College Possible
- Founded: 2000
- Founded at: St. Paul, Minnesota
- Type: Nonprofit
- Focus: Higher education
- Location: Saint Paul, MN;
- Region served: Chicago Minnesota Omaha Oregon Texas Washington state Wisconsin
- Method: Provides students college-preparation counseling
- CEO: Siva Kumari
- Website: https://collegepossible.org/

= College Possible =

Nonprofitable AmeriCorps organization

College Possible (formerly Admission Possible) is a nonprofit AmeriCorps organization that aids students from low-income backgrounds in gaining admission to and graduating from college. Its model uses a combination of full-time advising specialists as well as recent college graduates serving an AmeriCorps term of service as near-peer mentors. Students receive individualized support for a minimum of six years, from junior year of high school through college graduation. Headquartered in Saint Paul, Minnesota, the organization serves students in all 50 states with offices located in the Minneapolis-Saint Paul metro area, Chicago, Milwaukee, Omaha, Portland, Seattle, and Austin.

==History==
College Possible was chartered as a nonprofit in September 2000, beginning operations in two Twin Cities public high schools the next spring. By the 2008-09 school year, the organization was serving students in seventeen high schools across Minneapolis-Saint Paul and launched a second site in Milwaukee. In the spring of 2015, College Possible launched an additional site in Chicago, Illinois. In the summer of 2019, College Access Now merged with College Possible to become College Possible Washington. In 2023, College Forward merged with College Possible to become College Possible Texas.

During the 2023–24 school year, College Possible served more than 25,000 students at hundreds of high schools, colleges and universities across the country.

==Programming==
A New York Times article from November 2005 quotes CEO Jim McCorkell as saying: "My starting idea was what if we replicated Kaplan for poor kids." To be eligible for College Possible's free services, students must come from low-income families and have a GPA of 2.0 or higher. High school students accepted into the program participate in after-school sessions over their junior and senior years, with time divided between test preparation, college applications, financial aid applications and preparing to transition to college.

College students receive guidance in finding and accessing campus resources, renewing the FAFSA, locating internships, maintaining a healthy balance between homework and social obligations, as well as when transferring schools.

College Possible partners with Bloomberg Philanthropies to offer virtual advising for high-achieving students from low-income communities gain admission to top colleges.

==Evaluation==
College Possible is a 501(c)3 organization that has received a four-star rating from Charity Navigator for financial management and a three-star rating for accountability and transparency.

A 2011 Harvard study determined that Admission Possible more than doubles the chances a low-income student will enroll in a four-year institution. A later 2013 Harvard study found College Possible to have a significant positive impact on four-year college enrollment, though it had no statistically significant effect on ACT scores.

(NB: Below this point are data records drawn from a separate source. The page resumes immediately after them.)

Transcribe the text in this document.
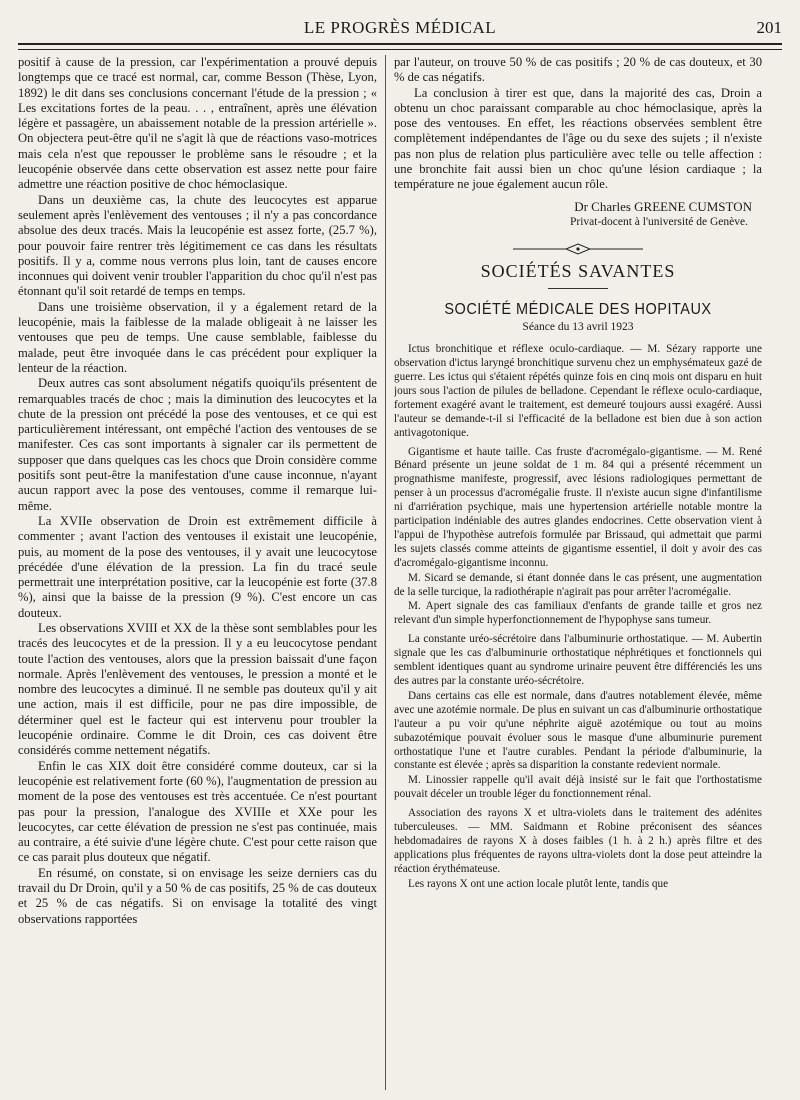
LE PROGRÈS MÉDICAL	201

positif à cause de la pression, car l'expérimentation a prouvé depuis longtemps que ce tracé est normal, car, comme Besson (Thèse, Lyon, 1892) le dit dans ses conclusions concernant l'étude de la pression ; « Les excitations fortes de la peau. . . , entraînent, après une élévation légère et passagère, un abaissement notable de la pression artérielle ». On objectera peut-être qu'il ne s'agit là que de réactions vaso-motrices mais cela n'est que repousser le problème sans le résoudre ; et la leucopénie observée dans cette observation est assez nette pour faire admettre une réaction positive de choc hémoclasique.

Dans un deuxième cas, la chute des leucocytes est apparue seulement après l'enlèvement des ventouses ; il n'y a pas concordance absolue des deux tracés. Mais la leucopénie est assez forte, (25.7 %), pour pouvoir faire rentrer très légitimement ce cas dans les résultats positifs. Il y a, comme nous verrons plus loin, tant de causes encore inconnues qui doivent venir troubler l'apparition du choc qu'il n'est pas étonnant qu'il soit retardé de temps en temps.

Dans une troisième observation, il y a également retard de la leucopénie, mais la faiblesse de la malade obligeait à ne laisser les ventouses que peu de temps. Une cause semblable, faiblesse du malade, peut être invoquée dans le cas précédent pour expliquer la lenteur de la réaction.

Deux autres cas sont absolument négatifs quoiqu'ils présentent de remarquables tracés de choc ; mais la diminution des leucocytes et la chute de la pression ont précédé la pose des ventouses, et ce qui est particulièrement intéressant, ont empêché l'action des ventouses de se manifester. Ces cas sont importants à signaler car ils permettent de supposer que dans quelques cas les chocs que Droin considère comme positifs sont peut-être la manifestation d'une cause inconnue, n'ayant aucun rapport avec la pose des ventouses, comme il remarque lui-même.

La XVIIe observation de Droin est extrêmement difficile à commenter ; avant l'action des ventouses il existait une leucopénie, puis, au moment de la pose des ventouses, il y avait une leucocytose précédée d'une élévation de la pression. La fin du tracé seule permettrait une interprétation positive, car la leucopénie est forte (37.8 %), ainsi que la baisse de la pression (9 %). C'est encore un cas douteux.

Les observations XVIII et XX de la thèse sont semblables pour les tracés des leucocytes et de la pression. Il y a eu leucocytose pendant toute l'action des ventouses, alors que la pression baissait d'une façon normale. Après l'enlèvement des ventouses, le pression a monté et le nombre des leucocytes a diminué. Il ne semble pas douteux qu'il y ait une action, mais il est difficile, pour ne pas dire impossible, de déterminer quel est le facteur qui est intervenu pour troubler la leucopénie ordinaire. Comme le dit Droin, ces cas doivent être considérés comme nettement négatifs.

Enfin le cas XIX doit être considéré comme douteux, car si la leucopénie est relativement forte (60 %), l'augmentation de pression au moment de la pose des ventouses est très accentuée. Ce n'est pourtant pas pour la pression, l'analogue des XVIIIe et XXe pour les leucocytes, car cette élévation de pression ne s'est pas continuée, mais au contraire, a été suivie d'une légère chute. C'est pour cette raison que ce cas parait plus douteux que négatif.

En résumé, on constate, si on envisage les seize derniers cas du travail du Dr Droin, qu'il y a 50 % de cas positifs, 25 % de cas douteux et 25 % de cas négatifs. Si on envisage la totalité des vingt observations rapportées

par l'auteur, on trouve 50 % de cas positifs ; 20 % de cas douteux, et 30 % de cas négatifs.

La conclusion à tirer est que, dans la majorité des cas, Droin a obtenu un choc paraissant comparable au choc hémoclasique, après la pose des ventouses. En effet, les réactions observées semblent être complètement indépendantes de l'âge ou du sexe des sujets ; il n'existe pas non plus de relation plus particulière avec telle ou telle affection : une bronchite fait aussi bien un choc qu'une lésion cardiaque ; la température ne joue également aucun rôle.

Dr Charles GREENE CUMSTON
Privat-docent à l'université de Genève.
SOCIÉTÉS SAVANTES
SOCIÉTÉ MÉDICALE DES HOPITAUX
Séance du 13 avril 1923

Ictus bronchitique et réflexe oculo-cardiaque. — M. Sézary rapporte une observation d'ictus laryngé bronchitique survenu chez un emphysémateux gazé de guerre. Les ictus qui s'étaient répétés quinze fois en cinq mois ont disparu en huit jours sous l'action de pilules de belladone. Cependant le réflexe oculo-cardiaque, fortement exagéré avant le traitement, est demeuré toujours aussi exagéré. Aussi l'auteur se demande-t-il si l'efficacité de la belladone est bien due à son action antivagotonique.

Gigantisme et haute taille. Cas fruste d'acromégalo-gigantisme. — M. René Bénard présente un jeune soldat de 1 m. 84 qui a présenté récemment un prognathisme manifeste, progressif, avec lésions radiologiques permettant de penser à un processus d'acromégalie fruste. Il n'existe aucun signe d'infantilisme ni d'arriération psychique, mais une hypertension artérielle notable montre la participation indéniable des autres glandes endocrines. Cette observation vient à l'appui de l'hypothèse autrefois formulée par Brissaud, qui admettait que parmi les sujets classés comme atteints de gigantisme essentiel, il doit y avoir des cas d'acromégalo-gigantisme inconnu.

M. Sicard se demande, si étant donnée dans le cas présent, une augmentation de la selle turcique, la radiothérapie n'agirait pas pour arrêter l'acromégalie.

M. Apert signale des cas familiaux d'enfants de grande taille et gros nez relevant d'un simple hyperfonctionnement de l'hypophyse sans tumeur.

La constante uréo-sécrétoire dans l'albuminurie orthostatique. — M. Aubertin signale que les cas d'albuminurie orthostatique néphrétiques et fonctionnels qui semblent identiques quant au syndrome urinaire peuvent être différenciés les uns des autres par la constante uréo-sécrétoire.

Dans certains cas elle est normale, dans d'autres notablement élevée, même avec une azotémie normale. De plus en suivant un cas d'albuminurie orthostatique l'auteur a pu voir qu'une néphrite aiguë azotémique ou tout au moins subazotémique pouvait évoluer sous le masque d'une albuminurie purement orthostatique l'une et l'autre curables. Pendant la période d'albuminurie, la constante est élevée ; après sa disparition la constante redevient normale.

M. Linossier rappelle qu'il avait déjà insisté sur le fait que l'orthostatisme pouvait déceler un trouble léger du fonctionnement rénal.

Association des rayons X et ultra-violets dans le traitement des adénites tuberculeuses. — MM. Saidmann et Robine préconisent des séances hebdomadaires de rayons X à doses faibles (1 h. à 2 h.) après filtre et des applications plus fréquentes de rayons ultra-violets dont la dose peut atteindre la réaction érythémateuse.

Les rayons X ont une action locale plutôt lente, tandis que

Wilder Research, an arm of the Amherst H. Wilder Foundation, performed an evaluation of Admission Possible in 2006, substantiating its claim that 91% of the organization's students enrolled in college, and that it compared favorably to similar programs.

The Charities Review Council deems that it "meets all standards".

==Recognition==
McCorkell was named an Ashoka Fellow, a recognition for social entrepreneurship, in 2006. The organization has been recognized with awards from the Financial Times and Citi, the National Association for College Admission Counseling, College Board, and the National College Access Network.

In June 2009, President Barack Obama mentioned the organization in a speech on social entrepreneurship saying: "Admission Possible operates in just two states now. So imagine if it were 10 or 20 or 50." In February 2014, College Possible was invited to be part of a White House summit on college opportunity.

In October 2018, College Possible was the first recipient of the $125,000 Evergreen National Education Prize, awarded by the Greenwald Family Foundation to programs that "best help low-income youth access access and compete college or vocational degrees."

In September 2019, College Possible's CEO and founder, Jim McCorkell, received the Executive Leadership Award of Excellence at the National College Access Network’s annual conference. The award recognized 20 years of McCorkell’s hard work and dedication leading College Possible to expand college access for students from low-income backgrounds.